Rhizome

The Rhizome is one of a panoply of concepts that Deleuze and Guattari deploy in A Thousand Plateaus to describe the dynamics of their nomadology. While they reject binarism, which they consider to be founded on the transcendence of the one, many of Deleuze and Guattari's concepts are detailed "in contrast to". 

"We employ a dualism of models only in order to arrive at a process that challenges all models. Each time, mental correctives are necessary to undo the dualisms we had no wish to construct but through which we pass" (Thousand Plateaus, p. 20) Here the opposition is between the rhizome and the tree. Their modernity "pays willing allegiance" (p.5) to a series of figures meant, as it were, to shake the tree, to subvert all the ossifying tendencies of the state apparatus, of repressively understood psychoanalysis, of the dominant history and philosophy of western thought.

RHIZOMATICS = SCHIZOANALYSIS = STRATOANALYSIS = PRAGMATICS = MICROPOLITICS. 

The Rhizome is a system of plant radicles that allows for proliferation (like weeds), which connects everywhere, and which disrupts the idea of the unit. Unlike the tree, which for Deleuze and Guattari, is geneaological and historical, the rhizome consists of "machinic assemblages of desire and collective assemblages of enunciation" The notion of unity (unité) "only appears when there is a power takover in the multiplicity". The work of D & G is a ceaseless effort to disrupt that unity. 

The term of multiplicity can be thought of as disruption, partiality, juxtaposition, etc. or as proliferation, growth, actualization. D+G seem to equate both senses. This is a link between their thought and the scientific study of complexsystems. 

The writing of a Thousand Plateaus becomes the motor of a reflection on the import of the multiple , which must be made, or assembled.
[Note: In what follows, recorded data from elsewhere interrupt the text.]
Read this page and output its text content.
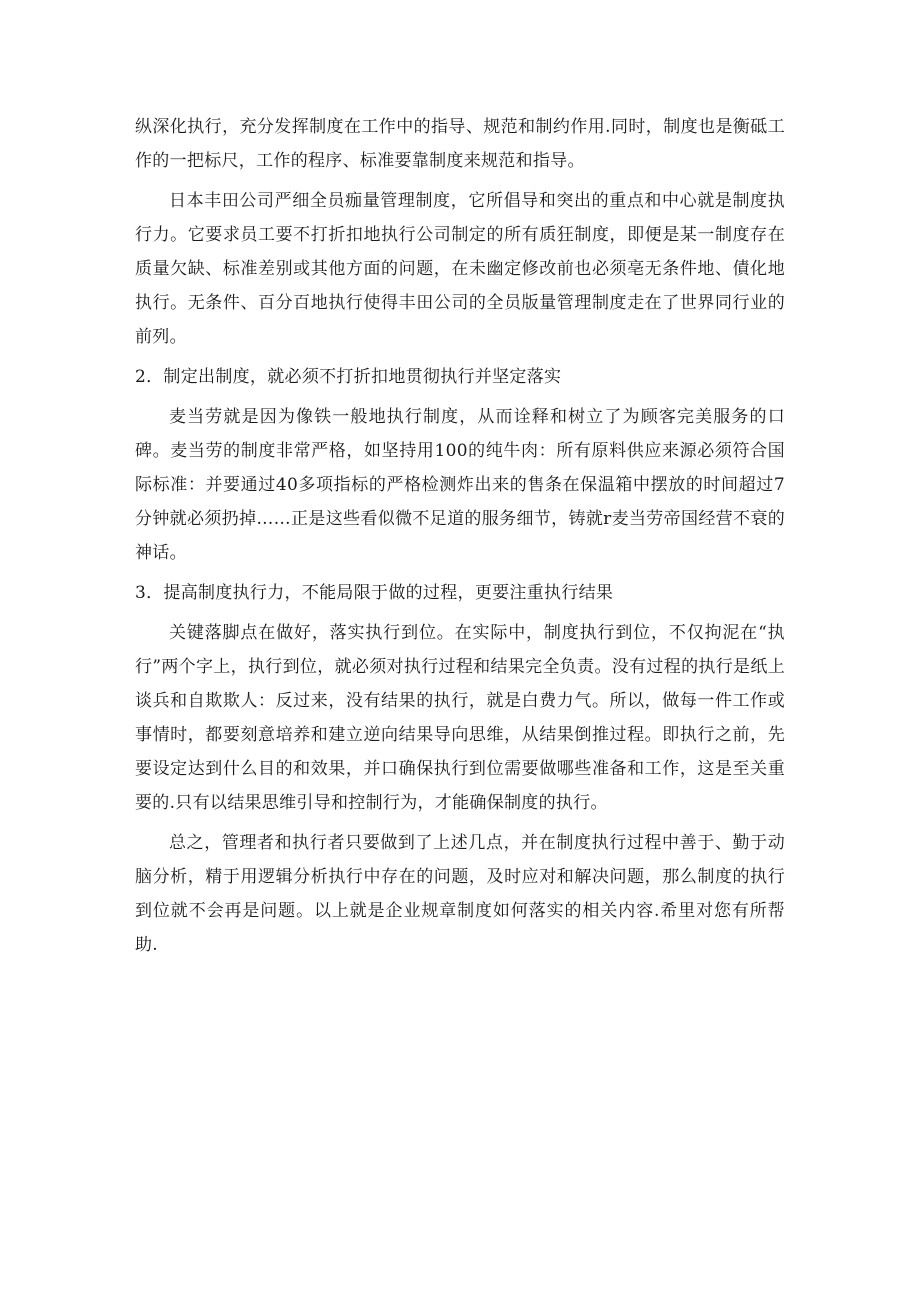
纵深化执行，充分发挥制度在工作中的指导、规范和制约作用.同时，制度也是衡砥工作的一把标尺，工作的程序、标准要靠制度来规范和指导。

日本丰田公司严细全员痂量管理制度，它所倡导和突出的重点和中心就是制度执行力。它要求员工要不打折扣地执行公司制定的所有质狂制度，即便是某一制度存在质量欠缺、标准差别或其他方面的问题，在未幽定修改前也必须亳无条件地、債化地执行。无条件、百分百地执行使得丰田公司的全员版量管理制度走在了世界同行业的前列。

2．制定出制度，就必须不打折扣地贯彻执行并坚定落实

麦当劳就是因为像铁一般地执行制度，从而诠释和树立了为顾客完美服务的口碑。麦当劳的制度非常严格，如坚持用100的纯牛肉：所有原料供应来源必须符合国际标准：并要通过40多项指标的严格检测炸出来的售条在保温箱中摆放的时间超过7分钟就必须扔掉……正是这些看似微不足道的服务细节，铸就r麦当劳帝国经营不衰的神话。

3．提高制度执行力，不能局限于做的过程，更要注重执行结果

关键落脚点在做好，落实执行到位。在实际中，制度执行到位，不仅拘泥在“执行”两个字上，执行到位，就必须对执行过程和结果完全负责。没有过程的执行是纸上谈兵和自欺欺人：反过来，没有结果的执行，就是白费力气。所以，做每一件工作或事情时，都要刻意培养和建立逆向结果导向思维，从结果倒推过程。即执行之前，先要设定达到什么目的和效果，并口确保执行到位需要做哪些准备和工作，这是至关重要的.只有以结果思维引导和控制行为，才能确保制度的执行。

总之，管理者和执行者只要做到了上述几点，并在制度执行过程中善于、勤于动脑分析，精于用逻辑分析执行中存在的问题，及时应对和解决问题，那么制度的执行到位就不会再是问题。以上就是企业规章制度如何落实的相关内容.希里对您有所帮助.
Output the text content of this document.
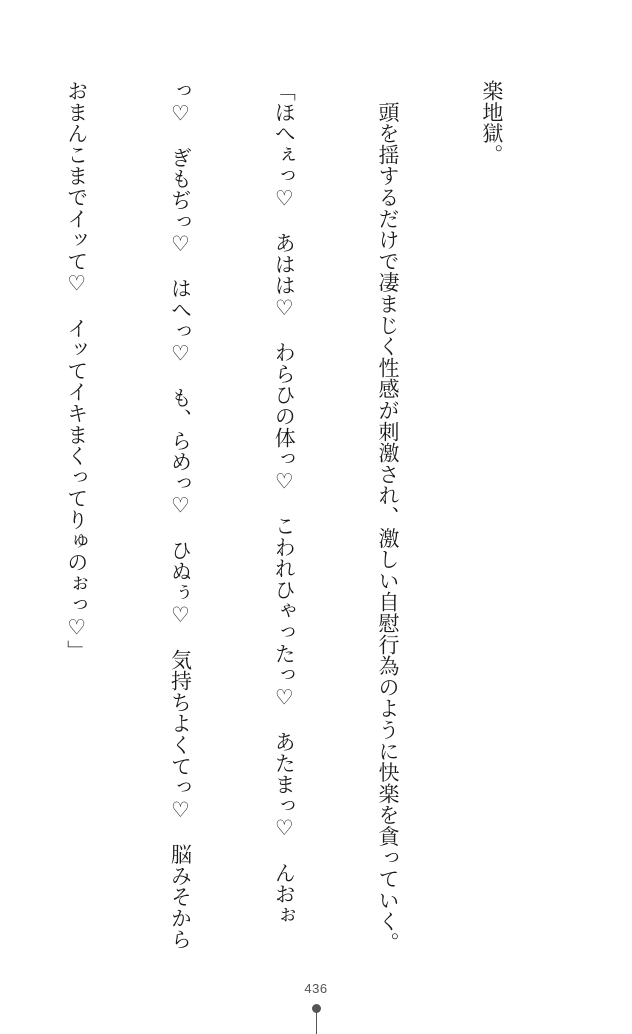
楽地獄。

　頭を揺するだけで凄まじく性感が刺激され、激しい自慰行為のように快楽を貪っていく。

「ほへぇっ♡　あはは♡　わらひの体っ♡　こわれひゃったっ♡　あたまっ♡　んおぉ

っ♡　ぎもぢっ♡　はへっ♡　も、らめっ♡　ひぬぅ♡　気持ちよくてっ♡　脳みそから

おまんこまでイッて♡　イッてイキまくってりゅのぉっ♡」

436
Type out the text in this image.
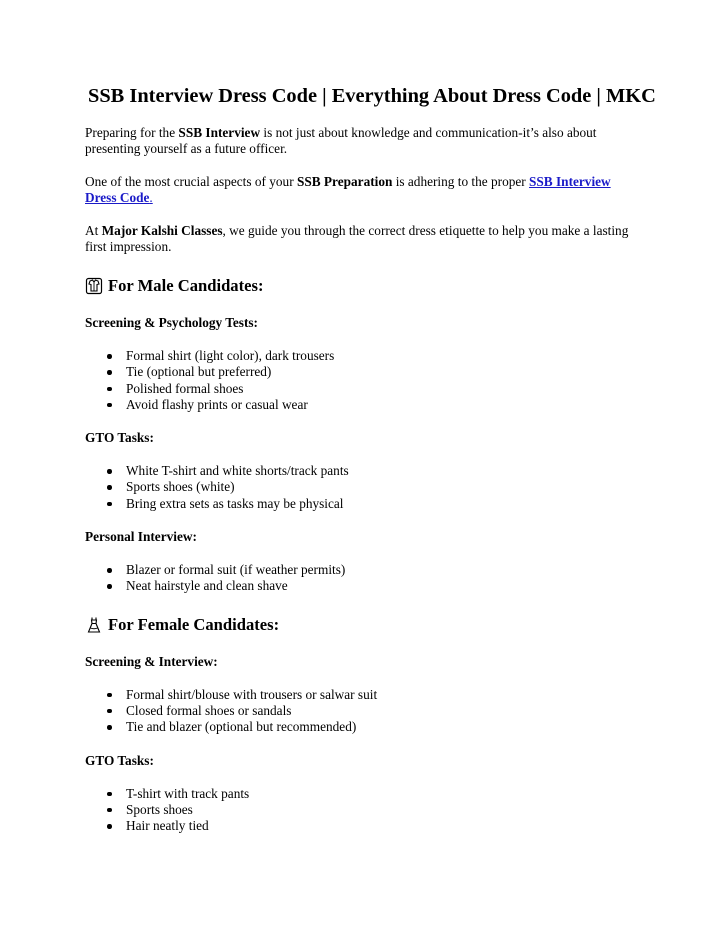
SSB Interview Dress Code | Everything About Dress Code | MKC

Preparing for the SSB Interview is not just about knowledge and communication-it’s also about presenting yourself as a future officer.

One of the most crucial aspects of your SSB Preparation is adhering to the proper SSB Interview Dress Code.

At Major Kalshi Classes, we guide you through the correct dress etiquette to help you make a lasting first impression.

For Male Candidates:

Screening & Psychology Tests:

Formal shirt (light color), dark trousers
Tie (optional but preferred)
Polished formal shoes
Avoid flashy prints or casual wear

GTO Tasks:

White T-shirt and white shorts/track pants
Sports shoes (white)
Bring extra sets as tasks may be physical

Personal Interview:

Blazer or formal suit (if weather permits)
Neat hairstyle and clean shave
For Female Candidates:

Screening & Interview:

Formal shirt/blouse with trousers or salwar suit
Closed formal shoes or sandals
Tie and blazer (optional but recommended)

GTO Tasks:

T-shirt with track pants
Sports shoes
Hair neatly tied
It is a literary machine similar to a war machine, love machine, revolutionary machine, all swept along by an abstract machine.

Problems are assumed to become intractable when they become tangled, yet models of rhizomes and networks that value links are a kind of countermodel. Stuart Kauffman identifies this countermodel with the origin of life. He believes that the origin of life was not an enormously improbable event, but law-like and governed by new principles of of self-organization in complex webs of catalysts -- that we can think of the origin of life as an expected emergent collective property of a modestly complex mixture of catalytic polymers.